Anyway, he moves quickly to the present, saying that homeschooling is now legal nationwide for parents even without teaching certifications. He then moves to a summary of In Re Kurowski (which he unfortunately misspells throughout Kurkowski)
In this case, the Kurowskis divorced in 1999. In 2005 the mother began homeschooling their daughter. The father, who had joint custody, didn’t approve, citing socialization concerns. Lower courts rejected his complaints. In 2007 the father requested the court to appoint a “GAL,” or guardian ad litam, who could safeguard the child’s best interest. He believed that the homeschooling was weakening his relationship with his daughter because it was creating exclusive mother/child bonds grounded in the mother’s fundamentalist religion. The court appointed a GAL, who recommended that the father be granted expanded visitation rights and that he have a say in the child’s educational and religious training. The child began attending three classes in a public school in 2010. The mother tried to get this changed, but the lower court rejected her efforts. She appealed to the State Supreme Court.

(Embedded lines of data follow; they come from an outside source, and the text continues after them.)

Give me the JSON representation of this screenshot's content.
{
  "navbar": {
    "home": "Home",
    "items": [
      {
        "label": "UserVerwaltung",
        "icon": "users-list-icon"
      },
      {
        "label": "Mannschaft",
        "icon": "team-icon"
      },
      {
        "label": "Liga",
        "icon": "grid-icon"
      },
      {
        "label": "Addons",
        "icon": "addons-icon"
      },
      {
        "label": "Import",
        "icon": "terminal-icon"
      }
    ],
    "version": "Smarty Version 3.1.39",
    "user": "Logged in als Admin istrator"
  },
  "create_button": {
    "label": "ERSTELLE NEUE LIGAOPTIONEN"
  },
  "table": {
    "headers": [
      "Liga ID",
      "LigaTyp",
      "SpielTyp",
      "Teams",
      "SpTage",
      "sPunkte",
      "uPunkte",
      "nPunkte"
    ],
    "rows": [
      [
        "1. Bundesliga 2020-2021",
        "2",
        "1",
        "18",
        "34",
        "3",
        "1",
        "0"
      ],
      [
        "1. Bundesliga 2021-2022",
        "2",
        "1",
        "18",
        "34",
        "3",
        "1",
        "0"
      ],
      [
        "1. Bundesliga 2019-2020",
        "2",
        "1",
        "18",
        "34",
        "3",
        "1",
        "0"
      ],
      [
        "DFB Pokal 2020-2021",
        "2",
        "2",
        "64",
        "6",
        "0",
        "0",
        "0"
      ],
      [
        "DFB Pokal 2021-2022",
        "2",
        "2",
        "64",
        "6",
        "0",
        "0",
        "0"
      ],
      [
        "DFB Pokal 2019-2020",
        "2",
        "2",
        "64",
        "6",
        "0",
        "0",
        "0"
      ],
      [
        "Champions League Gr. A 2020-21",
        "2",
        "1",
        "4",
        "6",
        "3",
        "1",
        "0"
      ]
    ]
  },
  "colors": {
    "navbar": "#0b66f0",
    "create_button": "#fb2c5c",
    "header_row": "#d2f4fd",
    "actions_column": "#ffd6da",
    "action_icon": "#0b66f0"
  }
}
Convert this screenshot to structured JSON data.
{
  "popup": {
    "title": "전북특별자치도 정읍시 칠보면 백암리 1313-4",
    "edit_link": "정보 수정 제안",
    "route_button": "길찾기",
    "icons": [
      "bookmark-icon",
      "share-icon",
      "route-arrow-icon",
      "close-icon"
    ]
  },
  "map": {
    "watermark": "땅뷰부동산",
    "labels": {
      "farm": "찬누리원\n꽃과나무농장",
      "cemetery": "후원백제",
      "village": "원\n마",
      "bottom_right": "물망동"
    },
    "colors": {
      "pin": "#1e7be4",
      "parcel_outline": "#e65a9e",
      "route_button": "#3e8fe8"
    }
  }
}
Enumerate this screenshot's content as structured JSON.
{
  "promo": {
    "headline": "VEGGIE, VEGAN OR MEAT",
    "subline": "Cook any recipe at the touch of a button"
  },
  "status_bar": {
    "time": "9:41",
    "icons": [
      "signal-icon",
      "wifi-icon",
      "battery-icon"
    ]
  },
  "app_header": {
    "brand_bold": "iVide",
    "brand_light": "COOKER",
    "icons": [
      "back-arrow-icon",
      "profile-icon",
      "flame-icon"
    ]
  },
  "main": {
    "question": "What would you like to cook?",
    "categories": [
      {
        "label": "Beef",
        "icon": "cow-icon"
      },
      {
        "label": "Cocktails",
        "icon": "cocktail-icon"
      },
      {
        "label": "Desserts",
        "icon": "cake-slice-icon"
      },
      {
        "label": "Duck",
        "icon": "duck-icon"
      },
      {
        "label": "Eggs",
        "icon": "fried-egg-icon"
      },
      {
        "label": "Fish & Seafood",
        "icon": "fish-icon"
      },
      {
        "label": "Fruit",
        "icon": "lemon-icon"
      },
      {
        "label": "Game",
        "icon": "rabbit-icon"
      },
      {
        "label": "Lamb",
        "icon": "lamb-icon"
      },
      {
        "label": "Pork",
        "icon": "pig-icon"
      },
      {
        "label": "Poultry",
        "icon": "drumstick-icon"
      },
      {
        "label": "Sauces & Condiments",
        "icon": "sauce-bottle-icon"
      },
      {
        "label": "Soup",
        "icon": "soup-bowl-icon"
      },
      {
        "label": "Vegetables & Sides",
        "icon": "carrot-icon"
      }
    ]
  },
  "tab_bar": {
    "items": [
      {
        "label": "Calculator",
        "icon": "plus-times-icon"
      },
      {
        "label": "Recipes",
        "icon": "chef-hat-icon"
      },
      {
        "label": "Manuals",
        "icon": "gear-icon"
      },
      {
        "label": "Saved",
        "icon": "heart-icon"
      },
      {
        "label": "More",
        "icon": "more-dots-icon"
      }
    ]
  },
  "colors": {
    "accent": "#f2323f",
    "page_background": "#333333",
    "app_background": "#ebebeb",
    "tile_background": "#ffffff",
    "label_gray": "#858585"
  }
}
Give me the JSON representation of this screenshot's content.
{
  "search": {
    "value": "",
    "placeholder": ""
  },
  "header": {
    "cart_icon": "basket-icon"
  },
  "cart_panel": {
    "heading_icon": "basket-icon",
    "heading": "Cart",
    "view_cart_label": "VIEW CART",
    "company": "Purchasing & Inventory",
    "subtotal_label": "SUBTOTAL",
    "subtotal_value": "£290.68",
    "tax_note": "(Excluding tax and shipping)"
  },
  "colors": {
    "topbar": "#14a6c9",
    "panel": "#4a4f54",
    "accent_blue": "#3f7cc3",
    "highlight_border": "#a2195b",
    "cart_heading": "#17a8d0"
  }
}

New Hampshire’s highest court unanimously agreed with the lower court’s decision. The State Supreme Court held that this was not a case about homeschooling or about religion, but only about what is to be done when two parents with equal constitutional rights and interests in their child’s education disagree. And the Court basically said that in such cases homeschooling does not automatically win. The lower court decided that public school was in the child’s best interest, and the higher court saw no reason to challenge this conclusion.
Russo next explains that such instances are likely to increase as both homeschooling and divorce rates continue to rise. School personnel should therefore craft policy to be ready to deal with such issues before they arise. He lays out six principles:
1. School business officials should proactively appoint someone to be a liaison with homeschooling families so that when situations come up, there is somebody ready to deal with them.
2. These liaisons should develop effective channels of communication with homeschooling families so that all are clear about state requirements and so on.
3. One requirement that especially needs to be made clear is the degree to which children can attend public school classes part-time (as they can in New Hampshire).
4. Special attention should be paid to orientation and other services schools should provide for children coming into public education after having been homeschooled. For some children this can be a difficult transition, and school officials should work hard to provide extra support.
5. Liaisons should also work with parents to make it clear what the rules are about homeschooler participation in extracurriculars like school sports.
6. Finally, school business officials should stay current on the laws and court cases regarding homeschooling and public education so that they are not caught off guard and so that they do not act “in the heat of the moment.”
And that’s it. If you look at Russo’s Curriculum Vitae you see that he publishes many, many articles every year on a wide range of topics related to education and law. Such a prodigious output perhaps explains why this text seemed pretty thin. At one point Russo cites a 2007 Alabama case (Morgan v. Morgan) and calls it “apparently the only other case involving divorced parents and homeschooling.” (p.2) This is mistaken. I reviewed another one just a few months ago in fact.
Russo also could have given us much more authoritative treatment of topics he mentions off-handedly like homeschooler acess to extracurriculars and state regulation of homeschooling. All in all what we have here it seems is a very hastily composed brief on the Kurowski decision by a scholar who I know could do better if he had just taken a bit more time. Even so, his advice to school personnel is surely useful and if taken would further the trend in recent years toward a more collaborative rather than combative climate between homeschoolers and public school officials.